In 2003, I published All Abraham’s Children: Changing Mormon Conceptions of Race and Lineage, which demonstrated that the racialist heritage of Mormonism was originally far more extensive and doctrinal than just its application to black people, though that heritage has by now been greatly attenuated and even reversed. In 2004, Kathleen Flake published The Politics of American Religious Identity: The Seating of Senator Reed Smoot, Mormon Apostle (Chapel Hill: University of North Carolina Press), which revealed how the seating of the first Mormon U.S. senator was almost prevented by the failure of the LDS leadership to abandon polygamy in good faith for nearly two decades after that practice had been ostensibly ended in 1890. Then, in 2005, three biographies of LDS presidents were published, including one of the founding prophet: Joseph Smith, Rough Stone Rolling, by Richard Lyman Bushman, and two of the most important presidents of the late twentieth century: Gregory A. Prince and William R. Wright’s Da vid O. McKay and the Rise of Modern Mormonism, and Edward L. Kimball’s Lengthen Your Stride: The Presidency of Spencer W. Kimball (including a supplemental DVD).All of these presidential biographies were remarkably candid, partly because they were based not only on archival materials under Church control but also on many materials that were not.
These biographical and other works cited above were not the only important books on Mormon history to come out during the Hinckley years, but they were especially noteworthy because (1) so many of the authors were independent of Church control or employment but were given generous access to the Church archives; and (2) all of these books engaged sensitive and controversial issues in Mormon history that would, in my judgment, have brought official censure or discipline upon these authors a quarter century earlier.
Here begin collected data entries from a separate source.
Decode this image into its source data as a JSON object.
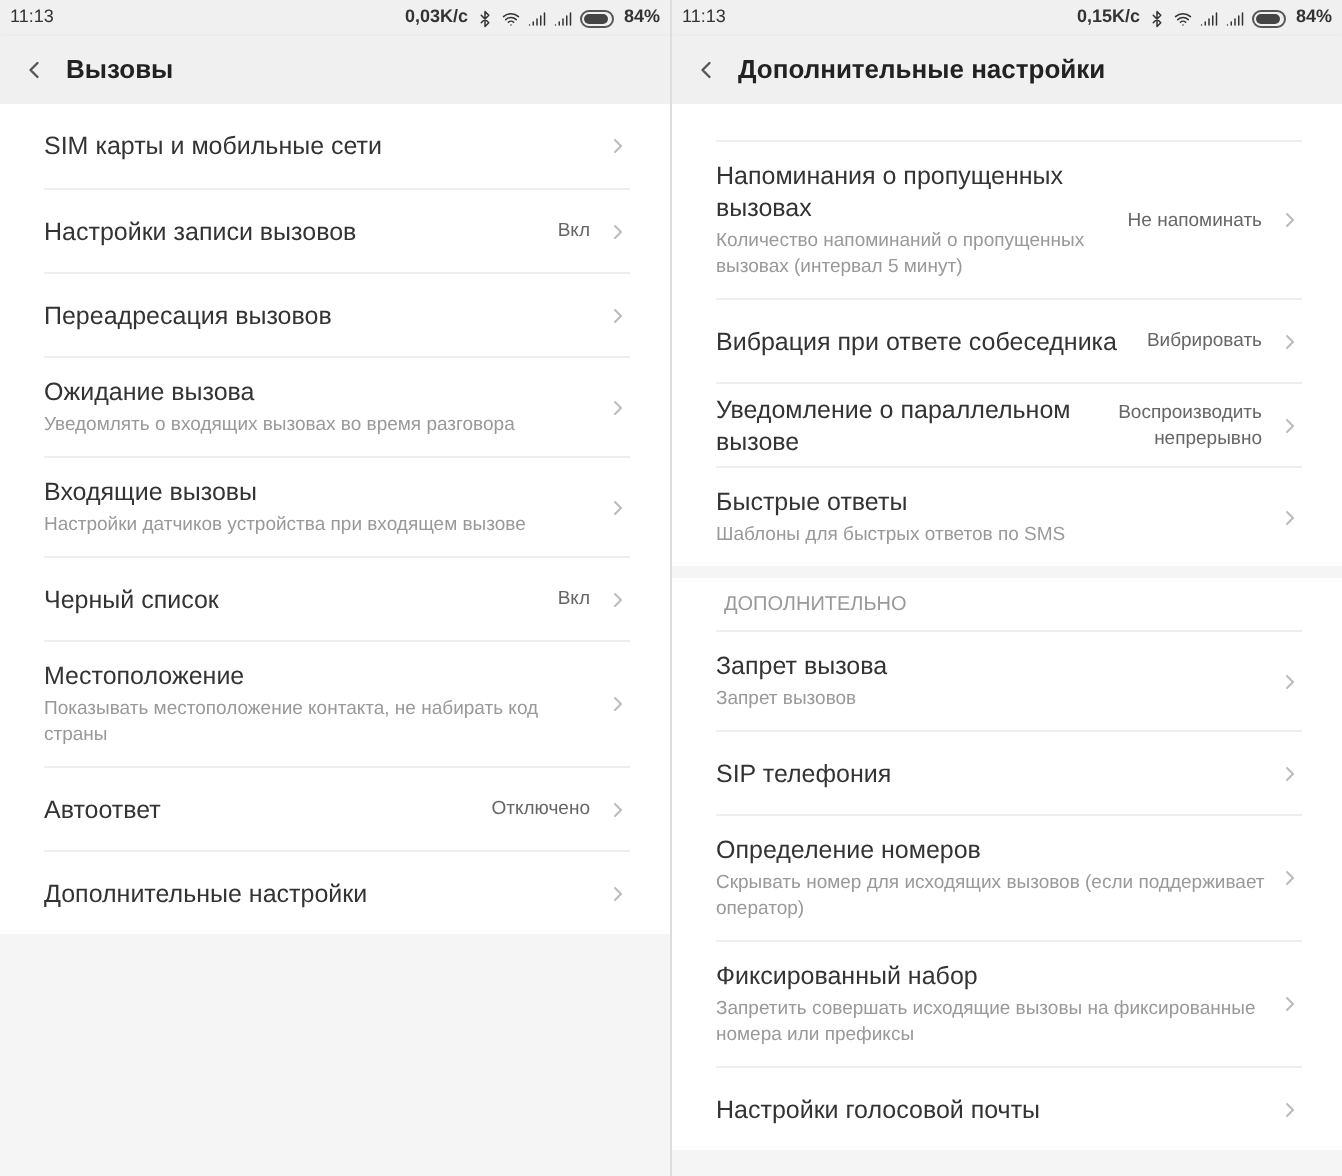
{
  "screens": [
    {
      "status_bar": {
        "time": "11:13",
        "speed": "0,03K/c",
        "battery": "84%"
      },
      "title": "Вызовы",
      "groups": [
        {
          "items": [
            {
              "title": "SIM карты и мобильные сети"
            },
            {
              "title": "Настройки записи вызовов",
              "value": "Вкл"
            },
            {
              "title": "Переадресация вызовов"
            },
            {
              "title": "Ожидание вызова",
              "subtitle": "Уведомлять о входящих вызовах во время разговора"
            },
            {
              "title": "Входящие вызовы",
              "subtitle": "Настройки датчиков устройства при входящем вызове"
            },
            {
              "title": "Черный список",
              "value": "Вкл"
            },
            {
              "title": "Местоположение",
              "subtitle": "Показывать местоположение контакта, не набирать код страны"
            },
            {
              "title": "Автоответ",
              "value": "Отключено"
            },
            {
              "title": "Дополнительные настройки"
            }
          ]
        }
      ]
    },
    {
      "status_bar": {
        "time": "11:13",
        "speed": "0,15K/c",
        "battery": "84%"
      },
      "title": "Дополнительные настройки",
      "groups": [
        {
          "items": [
            {
              "title": "Напоминания о пропущенных вызовах",
              "subtitle": "Количество напоминаний о пропущенных вызовах (интервал 5 минут)",
              "value": "Не напоминать"
            },
            {
              "title": "Вибрация при ответе собеседника",
              "value": "Вибрировать"
            },
            {
              "title": "Уведомление о параллельном вызове",
              "value": "Воспроизводить\nнепрерывно"
            },
            {
              "title": "Быстрые ответы",
              "subtitle": "Шаблоны для быстрых ответов по SMS"
            }
          ]
        },
        {
          "header": "ДОПОЛНИТЕЛЬНО",
          "items": [
            {
              "title": "Запрет вызова",
              "subtitle": "Запрет вызовов"
            },
            {
              "title": "SIP телефония"
            },
            {
              "title": "Определение номеров",
              "subtitle": "Скрывать номер для исходящих вызовов (если поддерживает оператор)"
            },
            {
              "title": "Фиксированный набор",
              "subtitle": "Запретить совершать исходящие вызовы на фиксированные номера или префиксы"
            },
            {
              "title": "Настройки голосовой почты"
            }
          ]
        }
      ]
    }
  ]
}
Think, for example, of D. Michael Quinn’s Dialogue: A Journal of Mormon Thought article on post-Manifesto polygamy, which today would probably not raise an official eyebrow but which began the unraveling of Quinn’s relationship to the Church in the 1980s.Or consider the candid but sympathetic Mormon Enigma: Emma Hale Smith (Garden City, N.Y.: Doubleday, 1984), by Linda King Newell and Valeen Tippets Avery, which was met by official censure and silencing of the authors in Church sponsored venues in 1984, but which was honored at a special twenty-five-year retrospective session of the Mormon History As sociation’s annual conference in 2009 with the current Church Historian in attendance.As if these contrasts between the 1980s and the current era do not speak for themselves, consider the following eloquent statement in an LDS Newsroom release in June 2009. I submit that this statement could not have been issued by the LDS Church of 1985:
The new Church History Library is the substance behind the growing emphasis of transparency in the Church’s interaction with the public. This facility opens the door for researchers and historians of all kinds to flesh out the stories of Mormon heritage that pass through the imagination of Latter-day Saints from generation to generation. The Church cannot undertake this project on its own. It requires a groundswell of countless individuals—from within and without the Church—operating on their own personal inspiration. The story of the Church will inevitably be told as historians of good faith are given access to the library’s records and archives. . . . It is in the interests of the Church to play a constructive role in advancing the cathartic powers of honest and accurate history. In doing so, the Church strives to be relevant to contemporary audiences that operate under changing cultural assumptions and expectations. A careful, yet bold presentation of Church history, which delves into the contextual subtleties and nuances characteristic of serious historical writing, has become increasingly important. If a religion cannot explain its history, it cannot explain itself.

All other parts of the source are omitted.